What is the proper way to implement work stealing between Ray actors in this scenario?

Thank you.

Ray’s built-in ActorPool does not support distributed work stealing or shared state across multiple remote callers; each ActorPool instance maintains its own local state, so it cannot coordinate load or enable true work stealing in a distributed setting. There is no built-in Ray equivalent to asyncio.Future for lightweight, distributed job tracking and resolution between actors, and Ray Queues are not designed for work stealing or actor load tracking either. According to this discussion, the only way to share an ActorPool is to wrap it in a dedicated manager actor, but this still centralizes coordination and does not provide distributed work stealing.

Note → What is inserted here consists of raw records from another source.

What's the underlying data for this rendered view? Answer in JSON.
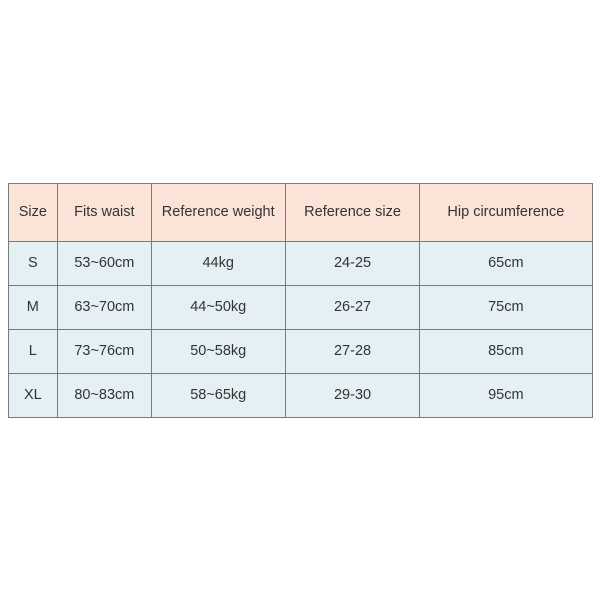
{
  "table": {
    "type": "table",
    "header_bg": "#fbe3d8",
    "body_bg": "#e5f0f5",
    "border_color": "#7a7a7a",
    "font_size": 14.5,
    "text_color": "#333333",
    "header_row_height": 58,
    "body_row_height": 44,
    "columns": [
      {
        "key": "size",
        "label": "Size",
        "width_pct": 8.5
      },
      {
        "key": "waist",
        "label": "Fits waist",
        "width_pct": 16
      },
      {
        "key": "weight",
        "label": "Reference weight",
        "width_pct": 23
      },
      {
        "key": "ref",
        "label": "Reference size",
        "width_pct": 23
      },
      {
        "key": "hip",
        "label": "Hip circumference",
        "width_pct": 29.5
      }
    ],
    "rows": [
      {
        "size": "S",
        "waist": "53~60cm",
        "weight": "44kg",
        "ref": "24-25",
        "hip": "65cm"
      },
      {
        "size": "M",
        "waist": "63~70cm",
        "weight": "44~50kg",
        "ref": "26-27",
        "hip": "75cm"
      },
      {
        "size": "L",
        "waist": "73~76cm",
        "weight": "50~58kg",
        "ref": "27-28",
        "hip": "85cm"
      },
      {
        "size": "XL",
        "waist": "80~83cm",
        "weight": "58~65kg",
        "ref": "29-30",
        "hip": "95cm"
      }
    ]
  }
}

If you cannot use a single coordinator, you will need to implement a custom solution, such as a shared Ray Queue or a custom manager actor that tracks job assignments and actor load, but this is not natively supported for work stealing. Ray Datasets or Ray Data Pipelines may offer better built-in support for distributed load balancing and backpressure, as suggested in this thread. Would you like more detail on how to implement such a custom manager or alternative patterns?

Sources:

Hint: Mention @RunLLM in the post for followups.

For now, I did this:

@ray.remote
class Dispatcher:
    def __init__(self, actors: list):
        self.actors = actors
        self._free = actors[:]
        self._queue = asyncio.Queue()
        self._cond = asyncio.Condition()
        self._tasks = [
            asyncio.create_task(self._worker())
            for _ in range(len(actors))
        ]

    async def _worker(self) -> None:
        while True:
            f, task = await self._queue.get()
            async with self._cond:
                while not self._free:
                    await self._cond.wait()
                actor = self._free.pop()

            try:
                result = actor.eval.remote(task)
                f.set_result(await result)
            except Exception as e:
                f.set_exception(e)

            async with self._cond:
                self._free.append(actor)
                self._cond.notify()

    async def eval(self, batch: list) -> list:
        futures = []
        loop = asyncio.get_event_loop()
        for task in batch:
            f = loop.create_future()
            self._queue.put_nowait((f, task))
            futures.append(f)

        return await asyncio.gather(*futures)

    # must be called manually after the computation is over
    async def stop(self) -> None:
        for t in self._tasks:
            if not t.done():
                t.cancel()
        self._queue.shutdown(True)


Scheduled as:

    num_workers = int(ray.cluster_resources()['CPU'])
    dispatcher = Dispatcher.options(
        num_cpus=0,
        max_concurrency=num_workers * 10,
        scheduling_strategy=ray.util.scheduling_strategies.NodeAffinitySchedulingStrategy(
            node_id=ray.get_runtime_context().get_node_id(),
            soft=False
    )).remote([ # actual actors doing the work
        EvalActor.options(max_concurrency=1, num_cpus=1).remote(ref)
        for _ in range(num_workers)
    ])

# and later

@ray.remote(num_cpus=0)
def process_batch(dispatcher, batch):
    return ray.get(dispatcher.eval.remote(batch))

Quite a few issues:

  1. Requires manual worker failure handling (missing)
  2. Requires manual scheduling when cluster changes (part/join, missing)
  3. num_cpus=0 hacks
  4. Double serialize/deserialize as there’s no async ray.wait fetch_local=False counterpart and we move around the task twice
  5. Graceful shutdown could be better

Its more of a hack rather than a solution.